I ron deficiency anemia (IDA), the most common form of anemia, is a condition in which there is a decrease in normal body stores of iron and hemoglobin levels. IDA is caused by inadequate intake of iron, inadequate storage of iron, excessive loss of iron, or some combination of these conditions. The red blood cells (RBCs), which become pale (hypochromic) and small (microcytic), have a decreased ability to transport oxygen in sufficient quantities to meet body needs. Anemia is defined as a decrease in circulating RBC mass; the usual criteria for anemia are hemoglobin of less than 12 g/dL with a hematocrit less than 36% in women and hemoglobin less than 14 g/dL with a hematocrit less than 41% in men.
Generally, IDA is more common in people who are economically disadvantaged because of the high cost of a well-balanced diet with iron-rich foods. Complications from IDA include infection and pneumonia. For patients suffering from pica (the urge to eat clay and other inappropriate items), lead poisoning may result from increased intestinal absorption of lead. Although it is a rare condition, Plummer-Vinson syndrome (IDA associated with difficulty swallowing, enlarged spleen, and spooning of the nails) may occur in severe cases of IDA, especially in middle-aged women who have recently had their teeth extracted.
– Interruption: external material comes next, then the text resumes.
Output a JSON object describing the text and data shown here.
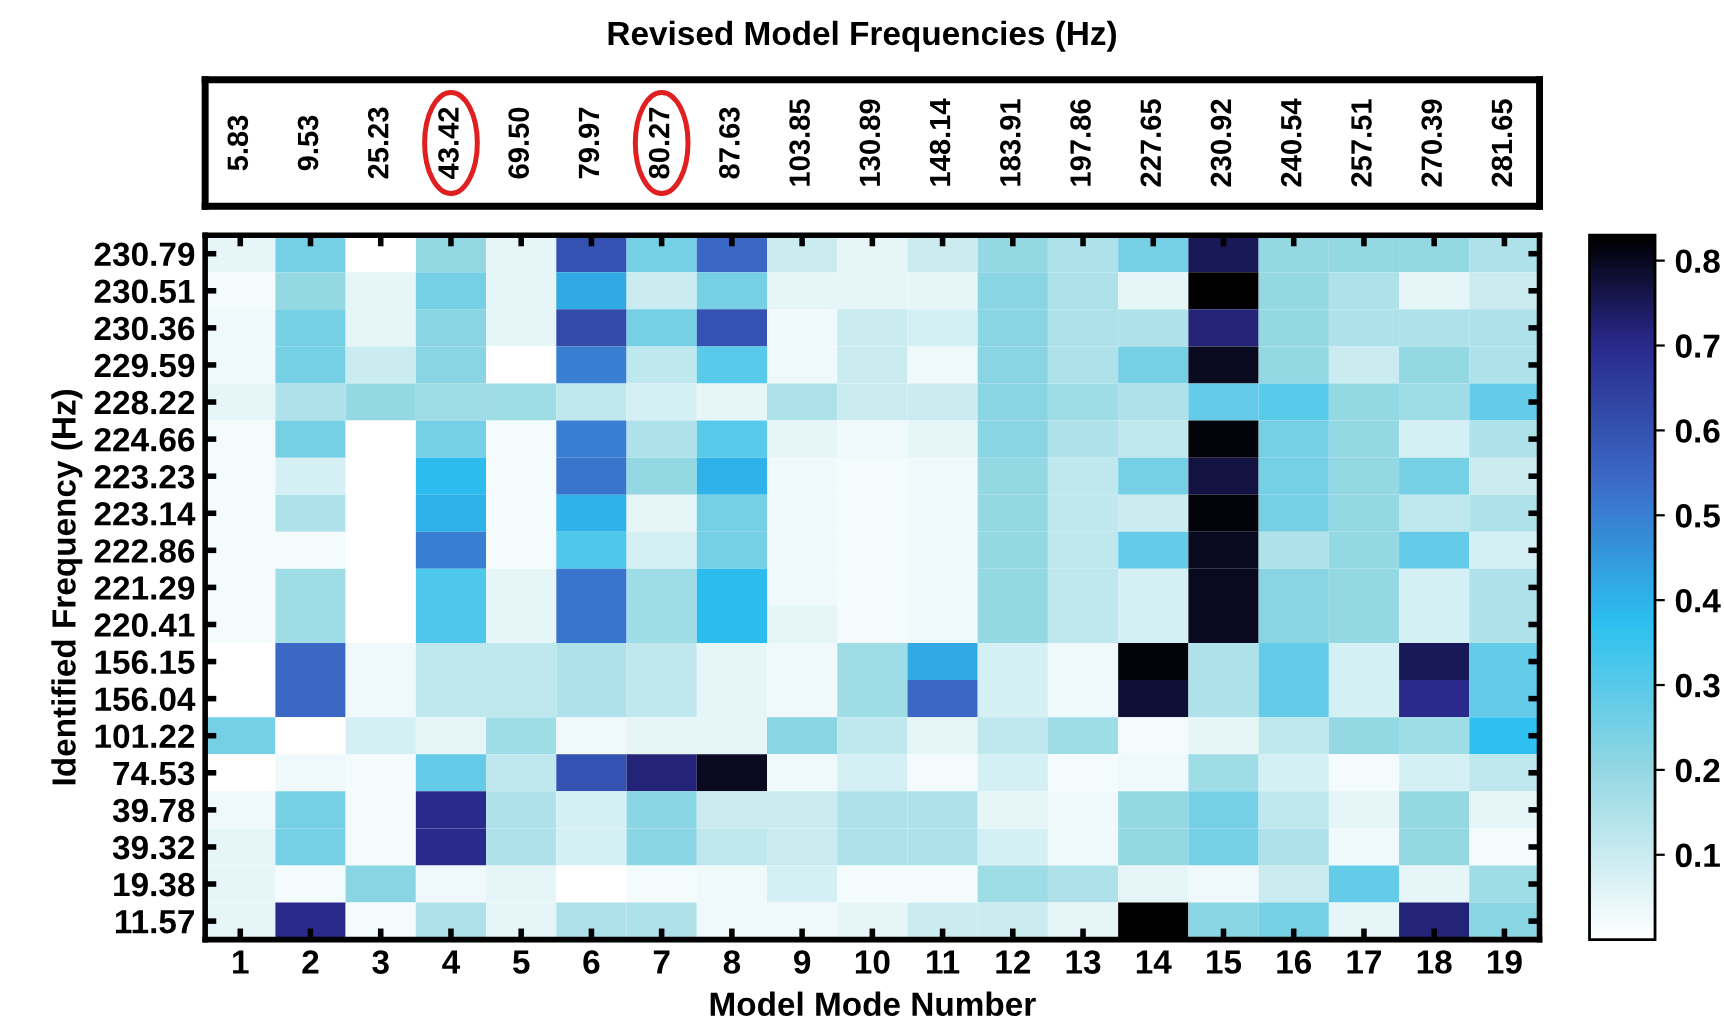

The most common causes of IDA are menstrual blood loss and the increased iron requirements of pregnancy. Pathological bleeding, particularly gastrointestinal (GI) bleeding, is a common cause of iron depletion in men. Iron malabsorption can lead to IDA. Pathological causes include GI ulcers, hiatal hernias, malabsorption syndromes such as celiac disease, chronic diverticulosis, varices, and tumors. Other causes include surgeries such as partial gastrectomy and the use of prosthetic heart valves or vena cava filters.
There are no documented heritable syndromes that cause an isolated iron deficiency, but the possibility has not been excluded. There are known causes of iron overload including hereditary hemochromatosis (HHC), which follows an autosomal recessive transmission pattern.
Infants under the age of 2 years may develop IDA in situations of prolonged unsupplemented breastfeeding or bottle-feeding; breast milk has some iron, but cow's milk yields none. During periods of rapid growth in childhood, adolescence, and pregnancy, patients may ingest inadequate supplies of iron. Young women, in particular, are at risk as a result of heavy menses or unwise weight-reduction plans, and in the United States, females have a higher incidence of IDA than do males. During child-bearing years, adult females lose an average of 2 mg of iron daily that must be replaced nutritionally, whereas men lose only 1 mg of iron per day. Women at highest risk for IDA are minority women who live in urban poverty. Elderly patients with a poor diet and people who are alcohol dependent who fail to eat a well-balanced diet may also ingest inadequate supplies of iron.